Re: git: 0e33c2e6df7a - main - pci: Only re-route IRQs based on firmware on x86

From: John Baldwin <jhb_at_FreeBSD.org>
Date: Tue, 01 Apr 2025 16:21:16 UTC
On 3/31/25 14:14, Jessica Clarke wrote:
> On 29 Mar 2025, at 20:18, Colin Percival <cperciva@FreeBSD.org> wrote:
>>
>> The branch main has been updated by cperciva:
>>
>> URL: https://cgit.FreeBSD.org/src/commit/?id=0e33c2e6df7a5de65db40c7cc0fc97f66da28ccd
>>
>> commit 0e33c2e6df7a5de65db40c7cc0fc97f66da28ccd
>> Author:     Colin Percival <cperciva@FreeBSD.org>
>> AuthorDate: 2025-03-28 18:07:01 +0000
>> Commit:     Colin Percival <cperciva@FreeBSD.org>
>> CommitDate: 2025-03-29 20:17:29 +0000
>>
>>     pci: Only re-route IRQs based on firmware on x86
>>
>>     There is a (very historical) call to pci_assign_interrupt for the
>>     purpose of routing IRQs which may have been set up wrong by x86 BIOS
>>     or firmware.  On non-x86 systems, this is unnecessary; and on INTRNG
>>     systems it results in a (synthetic) IRQ leak and ultimately a kernel
>>     panic after many hotplug/unplug cycles.
> 
> This is in fact incorrect.
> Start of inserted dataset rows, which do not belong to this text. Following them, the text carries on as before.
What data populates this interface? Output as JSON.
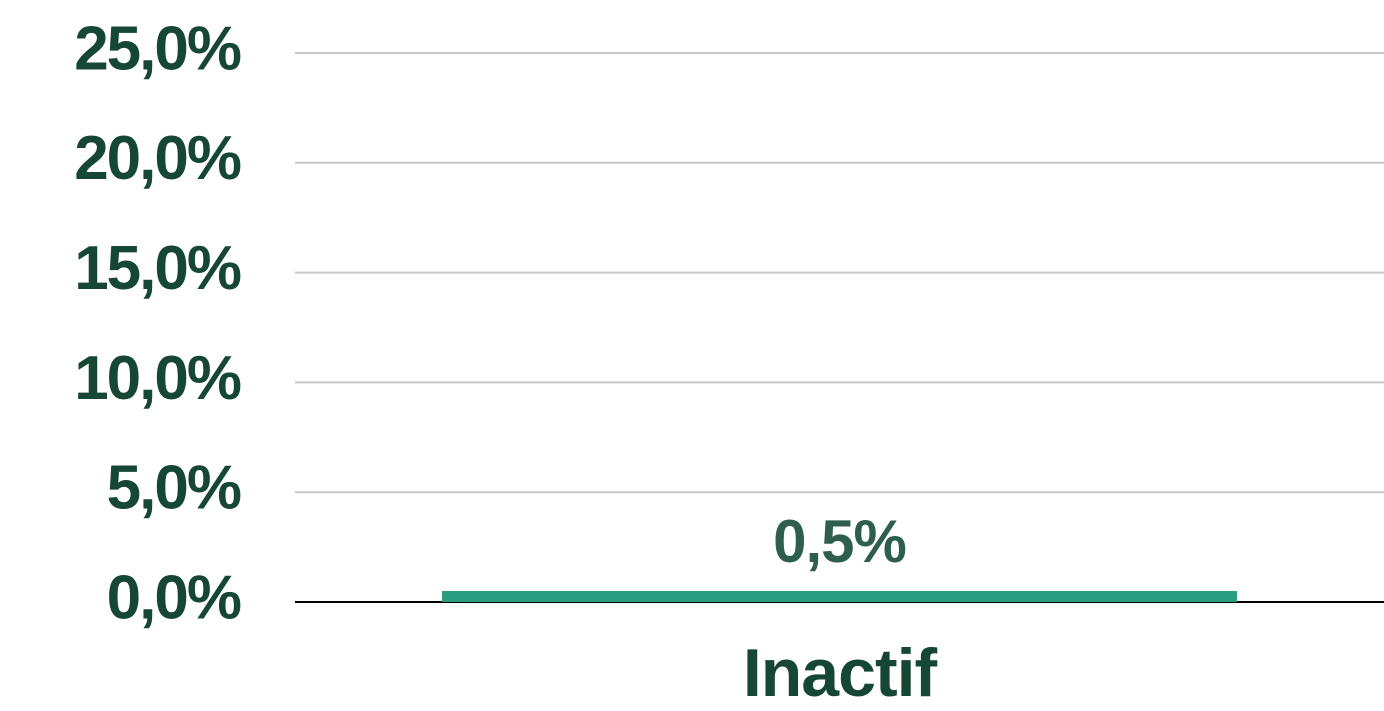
{
  "chart_data": {
    "type": "bar",
    "categories": [
      "Inactif"
    ],
    "values": [
      0.5
    ],
    "value_labels": [
      "0,5%"
    ],
    "color": "#2a9d7f",
    "ylim": [
      0,
      25
    ],
    "yticks": [
      {
        "value": 0,
        "label": "0,0%"
      },
      {
        "value": 5,
        "label": "5,0%"
      },
      {
        "value": 10,
        "label": "10,0%"
      },
      {
        "value": 15,
        "label": "15,0%"
      },
      {
        "value": 20,
        "label": "20,0%"
      },
      {
        "value": 25,
        "label": "25,0%"
      }
    ],
    "grid": true
  }
}
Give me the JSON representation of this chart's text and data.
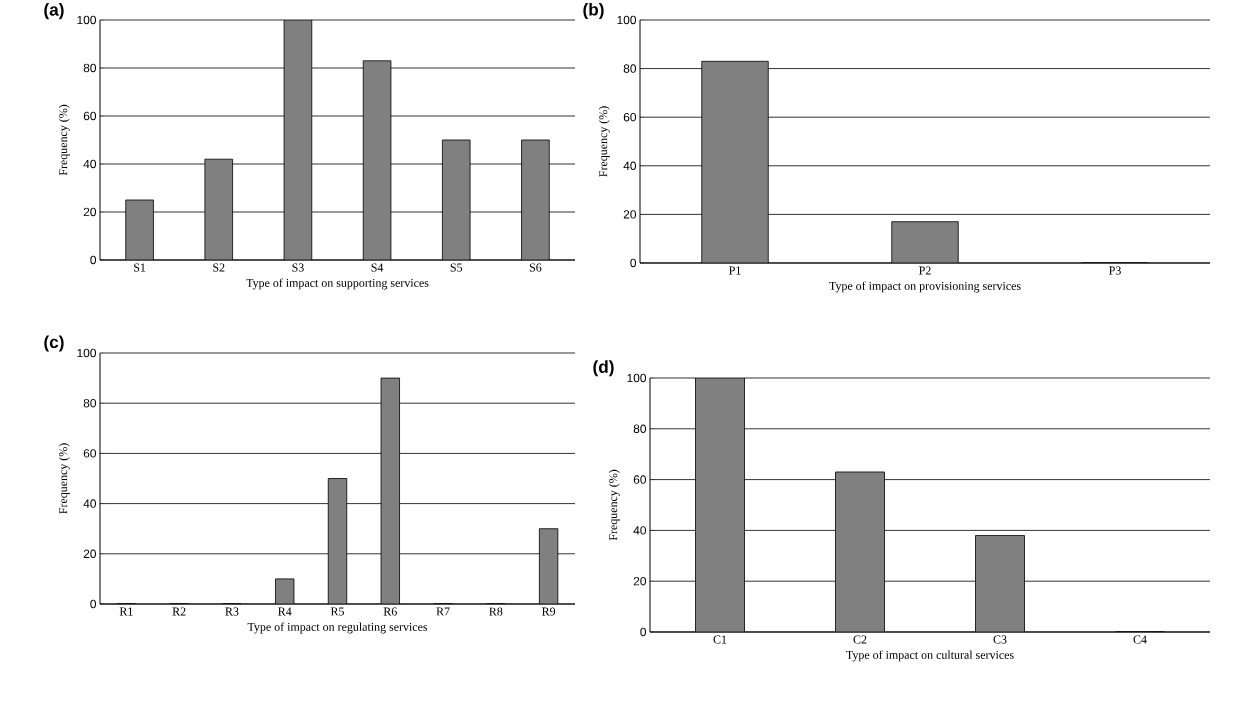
{
  "chart_data": [
    {
      "type": "bar",
      "title": "(a)",
      "xlabel": "Type of impact on supporting services",
      "ylabel": "Frequency (%)",
      "categories": [
        "S1",
        "S2",
        "S3",
        "S4",
        "S5",
        "S6"
      ],
      "values": [
        25,
        42,
        100,
        83,
        50,
        50
      ],
      "color": "#808080",
      "ylim": [
        0,
        100
      ],
      "yticks": [
        0,
        20,
        40,
        60,
        80,
        100
      ],
      "grid": "y"
    },
    {
      "type": "bar",
      "title": "(b)",
      "xlabel": "Type of impact on provisioning services",
      "ylabel": "Frequency (%)",
      "categories": [
        "P1",
        "P2",
        "P3"
      ],
      "values": [
        83,
        17,
        0
      ],
      "color": "#808080",
      "ylim": [
        0,
        100
      ],
      "yticks": [
        0,
        20,
        40,
        60,
        80,
        100
      ],
      "grid": "y"
    },
    {
      "type": "bar",
      "title": "(c)",
      "xlabel": "Type of impact on regulating services",
      "ylabel": "Frequency (%)",
      "categories": [
        "R1",
        "R2",
        "R3",
        "R4",
        "R5",
        "R6",
        "R7",
        "R8",
        "R9"
      ],
      "values": [
        0,
        0,
        0,
        10,
        50,
        90,
        0,
        0,
        30
      ],
      "color": "#808080",
      "ylim": [
        0,
        100
      ],
      "yticks": [
        0,
        20,
        40,
        60,
        80,
        100
      ],
      "grid": "y"
    },
    {
      "type": "bar",
      "title": "(d)",
      "xlabel": "Type of impact on cultural services",
      "ylabel": "Frequency (%)",
      "categories": [
        "C1",
        "C2",
        "C3",
        "C4"
      ],
      "values": [
        100,
        63,
        38,
        0
      ],
      "color": "#808080",
      "ylim": [
        0,
        100
      ],
      "yticks": [
        0,
        20,
        40,
        60,
        80,
        100
      ],
      "grid": "y"
    }
  ]
}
Whilst there may well be a leak that needs
> fixing, the rerouting is absolutely needed on non-x86 platforms. See
> 5884fab46153dee52bda660bcabca95c3cc97f44 and
> 7de649170fd804668da78f005c7966941b402106 for some of the history behind
> this. As a result of this commit the problem described in the second
> commit is reintroduced.

Hmm, this is my bad as I should have remembered those.  However, as the
second commit log alludes to, INTRng does not really match the design of
what is intended here and what the PCI bus currently expects.  The
intr_map[] entry should probably only be allocated when the INTx IRQ is
allocated via bus_alloc_resource() with a rid of 0, not when the IRQ is
routed.  In particular, there is no "unroute" callback which is where
the leak comes from.  The intention of routing is to confirm which pin
on a PIC a PCI INTx line is connected to.  It is not to actually allocate
the interrupt as the routing may never get used if either MSI is used
instead or if no driver attaches.  The 0x20-0x23 you mention in the
second commit log should probably be the IRQ value used instead of a
dynamically allocated value, and the dynamically allocated value should
be allocated as a result of bus_alloc_resource and stored internally.
x86 manages to do this today with the mapping of (local APIC, IDT vector)
tuples not encoded in the IRQ values.

-- 
John Baldwin